I am a sentimental stuff holder-onto-er. I attach value to inanimate objects, much more value than I should. And it’s kind of embarrassing to admit the twinge of fear I have in this process of going through and letting go.
This summer while the kids were with my parents, I cleaned out the playroom and got rid of two van-loads of things. The women at the donation place asked me if my kids knew I was getting rid of their stuff. Heavens no. When they got home, they didn’t miss one single thing. In fact, they thanked me for cleaning. (!!!)
On October 2, my sister, my mom and I are having a yard sale. Kimba and my sister have both posted about their stuff recently. In fact, my sister had so much interest in some of the things she’s selling that she decided to put a few things on e-bay. They aren’t just any few things. They are Vintage Nesting Place things. But all of her other things will be at the sale. Several SUV loads of things.
We do yard sales almost every year, and when they’re over, I always swear and promise and vow I will never do one again. But there is just enough time in between them that I forget the pain and only remember the good parts. Kind of like having a kid.
This year, I’m not just selling the junk. I mean, I’m selling the junk, but I’m also selling more than just the junk. I’ve been thinking a lot about stuff, about the things I have and the things I love. I have a lot more things than I love, but I also love a lot of the things I have. So this year, I’m selling the things I don’t want, but I’m also selling some of the things I love-ish. It was painful at first, to go through some of the twins baby clothes, to pull out that cute skirt I bought in Spain (but haven’t worn in four years), to realize I have 4 too many apothecary jars, to let go of the clock that I love but have no place to put. So I took my sister’s advice: just price it and put in the yard sale pile. Then see how you feel.

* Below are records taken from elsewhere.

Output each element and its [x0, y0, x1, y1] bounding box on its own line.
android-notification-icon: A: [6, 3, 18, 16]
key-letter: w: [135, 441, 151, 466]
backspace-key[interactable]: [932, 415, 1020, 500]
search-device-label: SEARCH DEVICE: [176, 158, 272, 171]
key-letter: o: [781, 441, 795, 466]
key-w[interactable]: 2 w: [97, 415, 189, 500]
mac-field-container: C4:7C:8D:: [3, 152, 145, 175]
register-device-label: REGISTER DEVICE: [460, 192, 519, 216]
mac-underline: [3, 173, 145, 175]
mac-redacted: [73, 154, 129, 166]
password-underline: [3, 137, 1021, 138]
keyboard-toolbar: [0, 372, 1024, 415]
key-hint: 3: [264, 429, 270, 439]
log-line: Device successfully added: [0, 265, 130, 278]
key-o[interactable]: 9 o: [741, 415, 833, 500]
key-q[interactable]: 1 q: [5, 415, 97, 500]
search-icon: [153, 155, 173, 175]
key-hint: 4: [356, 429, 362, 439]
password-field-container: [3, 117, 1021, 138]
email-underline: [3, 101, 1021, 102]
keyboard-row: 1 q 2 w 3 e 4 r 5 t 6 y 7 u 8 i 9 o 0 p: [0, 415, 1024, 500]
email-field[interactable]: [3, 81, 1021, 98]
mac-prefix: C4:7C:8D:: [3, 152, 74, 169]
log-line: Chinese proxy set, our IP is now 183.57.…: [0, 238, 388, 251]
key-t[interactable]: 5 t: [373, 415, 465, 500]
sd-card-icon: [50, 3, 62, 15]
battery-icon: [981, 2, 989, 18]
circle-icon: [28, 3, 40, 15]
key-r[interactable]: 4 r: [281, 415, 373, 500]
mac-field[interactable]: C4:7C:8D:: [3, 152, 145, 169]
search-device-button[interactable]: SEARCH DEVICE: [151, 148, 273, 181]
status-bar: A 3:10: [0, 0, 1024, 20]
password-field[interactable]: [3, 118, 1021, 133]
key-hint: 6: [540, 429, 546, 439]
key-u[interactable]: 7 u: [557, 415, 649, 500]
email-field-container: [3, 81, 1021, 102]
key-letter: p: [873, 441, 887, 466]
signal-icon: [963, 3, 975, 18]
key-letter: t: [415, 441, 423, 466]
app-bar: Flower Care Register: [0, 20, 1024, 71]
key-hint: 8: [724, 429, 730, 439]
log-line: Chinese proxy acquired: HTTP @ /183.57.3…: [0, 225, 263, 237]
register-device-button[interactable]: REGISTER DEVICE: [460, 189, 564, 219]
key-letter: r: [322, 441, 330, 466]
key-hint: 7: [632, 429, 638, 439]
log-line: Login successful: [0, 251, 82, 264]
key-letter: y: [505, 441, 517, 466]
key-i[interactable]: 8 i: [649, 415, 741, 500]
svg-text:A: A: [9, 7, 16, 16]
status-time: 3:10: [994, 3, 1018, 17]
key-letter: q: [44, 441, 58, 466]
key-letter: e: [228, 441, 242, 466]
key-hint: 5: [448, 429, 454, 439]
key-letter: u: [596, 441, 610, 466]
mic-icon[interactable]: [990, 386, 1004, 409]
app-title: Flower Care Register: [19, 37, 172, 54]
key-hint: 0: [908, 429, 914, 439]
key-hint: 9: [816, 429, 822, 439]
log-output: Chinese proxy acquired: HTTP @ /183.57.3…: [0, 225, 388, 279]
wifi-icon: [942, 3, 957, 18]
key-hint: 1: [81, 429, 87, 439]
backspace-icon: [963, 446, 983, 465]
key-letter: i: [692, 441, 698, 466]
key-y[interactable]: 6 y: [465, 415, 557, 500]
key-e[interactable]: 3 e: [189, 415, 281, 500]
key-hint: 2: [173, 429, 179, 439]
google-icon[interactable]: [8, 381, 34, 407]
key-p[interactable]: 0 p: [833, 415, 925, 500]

And you know what? I feel good. I thought I would go back out to the garage and pull out things to bring back in the house. But I haven’t and I don’t think I will. This lightness breeds a longing for less. I think I could get used to it.
If you are local-ish, the bi-annual neighborhood yard sale will be at my parent’s house in Lake Park.
Not that you need more stuff, but you know what they say about one man’s trash.